VAT isn’t the first thing you tend to think of when you look at the wording of a planning consent, but the VAT payable on the construction costs of a property can be severely affected by the wording, as a recent case shows. It involved a man who wanted to build a new dwelling on the grounds of his listed manor house. The new building was completely self-contained and he claimed the works were zero-rated as they were alterations to a protected (listed) building under item 2 of Group 6 of Schedule 8 to the Value Added Tax Act 1994
, because the building had been constructed on the site of a former cottage and pig sties that had been demolished.
The planning consent specified that the new building could only be used ‘for purposes either incidental or ancillary to the residential use’ of the existing property. The question that arose was whether the wording meant that the planning permission prohibited separate use of the dwelling.

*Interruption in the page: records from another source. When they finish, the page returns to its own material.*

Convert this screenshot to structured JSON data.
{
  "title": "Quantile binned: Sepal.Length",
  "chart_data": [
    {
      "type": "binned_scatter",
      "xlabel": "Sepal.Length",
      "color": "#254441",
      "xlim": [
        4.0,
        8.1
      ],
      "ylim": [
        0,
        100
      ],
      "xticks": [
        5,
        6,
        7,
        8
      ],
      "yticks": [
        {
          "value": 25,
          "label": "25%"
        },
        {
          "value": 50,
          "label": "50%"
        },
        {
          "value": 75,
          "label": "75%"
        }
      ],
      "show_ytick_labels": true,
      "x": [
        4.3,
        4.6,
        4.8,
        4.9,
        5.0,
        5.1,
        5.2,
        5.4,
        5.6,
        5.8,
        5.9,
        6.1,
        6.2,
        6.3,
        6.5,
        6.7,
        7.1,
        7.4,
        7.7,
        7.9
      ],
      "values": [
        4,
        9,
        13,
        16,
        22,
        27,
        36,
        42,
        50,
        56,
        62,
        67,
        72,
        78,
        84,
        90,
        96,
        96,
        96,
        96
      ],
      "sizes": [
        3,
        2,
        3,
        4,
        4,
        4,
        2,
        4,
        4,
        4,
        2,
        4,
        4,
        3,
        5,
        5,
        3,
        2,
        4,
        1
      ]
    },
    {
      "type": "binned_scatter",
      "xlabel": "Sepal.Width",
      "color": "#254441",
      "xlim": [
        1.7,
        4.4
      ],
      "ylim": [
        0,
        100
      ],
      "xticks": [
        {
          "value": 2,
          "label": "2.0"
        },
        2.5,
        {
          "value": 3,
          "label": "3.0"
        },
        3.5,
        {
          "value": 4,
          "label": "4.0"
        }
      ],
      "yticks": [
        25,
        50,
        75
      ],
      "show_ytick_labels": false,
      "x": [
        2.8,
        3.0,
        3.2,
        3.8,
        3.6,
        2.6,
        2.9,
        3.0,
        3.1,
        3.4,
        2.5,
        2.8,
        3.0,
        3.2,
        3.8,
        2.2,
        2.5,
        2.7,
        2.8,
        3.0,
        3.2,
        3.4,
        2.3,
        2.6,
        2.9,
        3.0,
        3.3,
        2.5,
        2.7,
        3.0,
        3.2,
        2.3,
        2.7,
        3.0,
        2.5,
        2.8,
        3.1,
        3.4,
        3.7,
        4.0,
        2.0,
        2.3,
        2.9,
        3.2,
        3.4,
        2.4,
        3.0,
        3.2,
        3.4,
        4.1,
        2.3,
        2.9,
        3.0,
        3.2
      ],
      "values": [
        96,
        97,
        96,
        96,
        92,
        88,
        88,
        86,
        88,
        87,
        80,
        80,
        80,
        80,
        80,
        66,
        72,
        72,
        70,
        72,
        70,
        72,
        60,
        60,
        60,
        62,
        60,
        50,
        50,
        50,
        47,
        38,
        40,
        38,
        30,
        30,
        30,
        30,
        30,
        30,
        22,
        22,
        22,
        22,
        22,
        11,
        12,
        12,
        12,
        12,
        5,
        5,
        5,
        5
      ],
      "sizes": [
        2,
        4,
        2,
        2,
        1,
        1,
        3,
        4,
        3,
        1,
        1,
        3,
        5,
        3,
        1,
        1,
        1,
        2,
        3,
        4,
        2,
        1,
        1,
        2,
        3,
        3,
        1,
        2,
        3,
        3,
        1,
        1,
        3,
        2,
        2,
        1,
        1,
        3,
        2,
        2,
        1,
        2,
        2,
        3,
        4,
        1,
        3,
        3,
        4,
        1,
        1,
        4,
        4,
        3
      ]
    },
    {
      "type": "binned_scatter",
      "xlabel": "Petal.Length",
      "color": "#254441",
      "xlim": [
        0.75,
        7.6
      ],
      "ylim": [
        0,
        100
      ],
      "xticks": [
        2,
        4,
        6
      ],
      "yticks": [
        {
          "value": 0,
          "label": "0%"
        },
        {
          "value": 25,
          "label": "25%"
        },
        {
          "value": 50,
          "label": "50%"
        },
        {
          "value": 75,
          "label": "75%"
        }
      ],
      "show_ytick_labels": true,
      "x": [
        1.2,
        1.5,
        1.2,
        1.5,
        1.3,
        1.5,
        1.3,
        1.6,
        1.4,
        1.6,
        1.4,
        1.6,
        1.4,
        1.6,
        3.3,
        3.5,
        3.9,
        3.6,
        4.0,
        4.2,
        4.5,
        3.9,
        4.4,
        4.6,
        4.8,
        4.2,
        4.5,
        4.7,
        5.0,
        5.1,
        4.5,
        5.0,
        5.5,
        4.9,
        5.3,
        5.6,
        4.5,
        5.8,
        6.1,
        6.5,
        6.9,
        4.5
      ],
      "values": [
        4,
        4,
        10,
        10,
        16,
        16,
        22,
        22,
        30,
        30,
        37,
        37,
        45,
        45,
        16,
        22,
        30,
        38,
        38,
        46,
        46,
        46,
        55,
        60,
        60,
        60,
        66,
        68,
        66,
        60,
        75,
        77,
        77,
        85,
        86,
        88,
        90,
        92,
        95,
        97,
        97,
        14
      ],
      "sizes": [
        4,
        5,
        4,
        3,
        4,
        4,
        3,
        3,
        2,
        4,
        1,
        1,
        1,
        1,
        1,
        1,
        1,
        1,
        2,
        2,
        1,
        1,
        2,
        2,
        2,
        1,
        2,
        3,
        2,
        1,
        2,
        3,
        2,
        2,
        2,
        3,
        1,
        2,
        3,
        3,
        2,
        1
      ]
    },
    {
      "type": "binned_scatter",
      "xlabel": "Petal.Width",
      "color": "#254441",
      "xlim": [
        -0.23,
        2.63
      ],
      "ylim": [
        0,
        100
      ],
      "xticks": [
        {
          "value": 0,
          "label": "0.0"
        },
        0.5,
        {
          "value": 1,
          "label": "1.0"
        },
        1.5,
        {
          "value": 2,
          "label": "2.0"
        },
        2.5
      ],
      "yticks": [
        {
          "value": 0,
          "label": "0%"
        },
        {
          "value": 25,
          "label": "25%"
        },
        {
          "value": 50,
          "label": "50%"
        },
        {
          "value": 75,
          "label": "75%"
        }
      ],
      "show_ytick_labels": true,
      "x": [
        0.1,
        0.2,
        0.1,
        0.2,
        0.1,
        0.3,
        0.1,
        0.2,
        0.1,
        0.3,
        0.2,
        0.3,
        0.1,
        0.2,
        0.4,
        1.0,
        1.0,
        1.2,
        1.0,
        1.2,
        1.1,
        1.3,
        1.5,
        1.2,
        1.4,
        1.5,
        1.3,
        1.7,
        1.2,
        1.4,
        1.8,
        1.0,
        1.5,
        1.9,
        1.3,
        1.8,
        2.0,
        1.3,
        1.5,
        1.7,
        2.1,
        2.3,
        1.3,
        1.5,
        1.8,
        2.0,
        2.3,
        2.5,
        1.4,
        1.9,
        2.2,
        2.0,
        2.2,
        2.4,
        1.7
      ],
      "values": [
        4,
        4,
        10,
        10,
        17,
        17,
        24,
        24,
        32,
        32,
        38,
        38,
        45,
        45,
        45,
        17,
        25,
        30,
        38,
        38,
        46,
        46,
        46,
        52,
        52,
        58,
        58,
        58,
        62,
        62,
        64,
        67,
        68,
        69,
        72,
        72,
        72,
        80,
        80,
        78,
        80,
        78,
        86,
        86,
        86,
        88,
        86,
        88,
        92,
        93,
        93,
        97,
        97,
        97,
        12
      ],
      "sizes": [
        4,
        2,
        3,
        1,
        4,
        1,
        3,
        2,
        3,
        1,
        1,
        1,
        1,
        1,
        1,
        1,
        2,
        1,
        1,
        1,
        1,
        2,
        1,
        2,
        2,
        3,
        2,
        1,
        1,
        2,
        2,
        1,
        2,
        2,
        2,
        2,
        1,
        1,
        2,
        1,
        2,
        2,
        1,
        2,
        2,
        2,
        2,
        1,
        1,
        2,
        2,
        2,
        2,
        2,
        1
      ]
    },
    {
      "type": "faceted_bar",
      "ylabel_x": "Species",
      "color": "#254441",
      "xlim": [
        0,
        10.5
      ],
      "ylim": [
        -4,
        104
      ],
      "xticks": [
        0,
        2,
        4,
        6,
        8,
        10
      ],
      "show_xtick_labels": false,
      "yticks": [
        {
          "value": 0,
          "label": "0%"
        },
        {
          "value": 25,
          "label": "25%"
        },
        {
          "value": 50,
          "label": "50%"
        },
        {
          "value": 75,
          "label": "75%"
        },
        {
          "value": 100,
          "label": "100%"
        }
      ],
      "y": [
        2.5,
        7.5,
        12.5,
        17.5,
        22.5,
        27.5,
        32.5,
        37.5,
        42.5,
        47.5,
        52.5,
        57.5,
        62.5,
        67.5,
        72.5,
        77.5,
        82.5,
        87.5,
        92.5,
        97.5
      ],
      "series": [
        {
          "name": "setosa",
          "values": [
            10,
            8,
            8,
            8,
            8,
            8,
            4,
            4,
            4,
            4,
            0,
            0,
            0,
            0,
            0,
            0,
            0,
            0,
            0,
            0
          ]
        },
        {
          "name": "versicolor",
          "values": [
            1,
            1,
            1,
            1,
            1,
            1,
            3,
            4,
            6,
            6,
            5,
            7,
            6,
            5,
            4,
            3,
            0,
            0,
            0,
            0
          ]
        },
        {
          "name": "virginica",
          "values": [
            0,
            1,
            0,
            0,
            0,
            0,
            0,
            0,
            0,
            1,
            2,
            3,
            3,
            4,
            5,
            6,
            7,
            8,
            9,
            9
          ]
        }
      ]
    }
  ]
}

Under VAT law, a property can only be zero-rated if separate use is not prohibited, but did the planning permission mean that separate use was prohibited? HM Revenue and Customs claimed that it did and therefore the building works were subject to VAT.
However, the VAT Tribunal accepted that as the dwelling was a separate building, it could not be argued that it had to be used by the same family as used the manor house. It could be used, for example, by relatives or visitors. Furthermore, there was no prohibition in the planning permission against selling the new building separately.
There was, therefore, no prohibition on separate use, with the result that the building was zero-rated for VAT.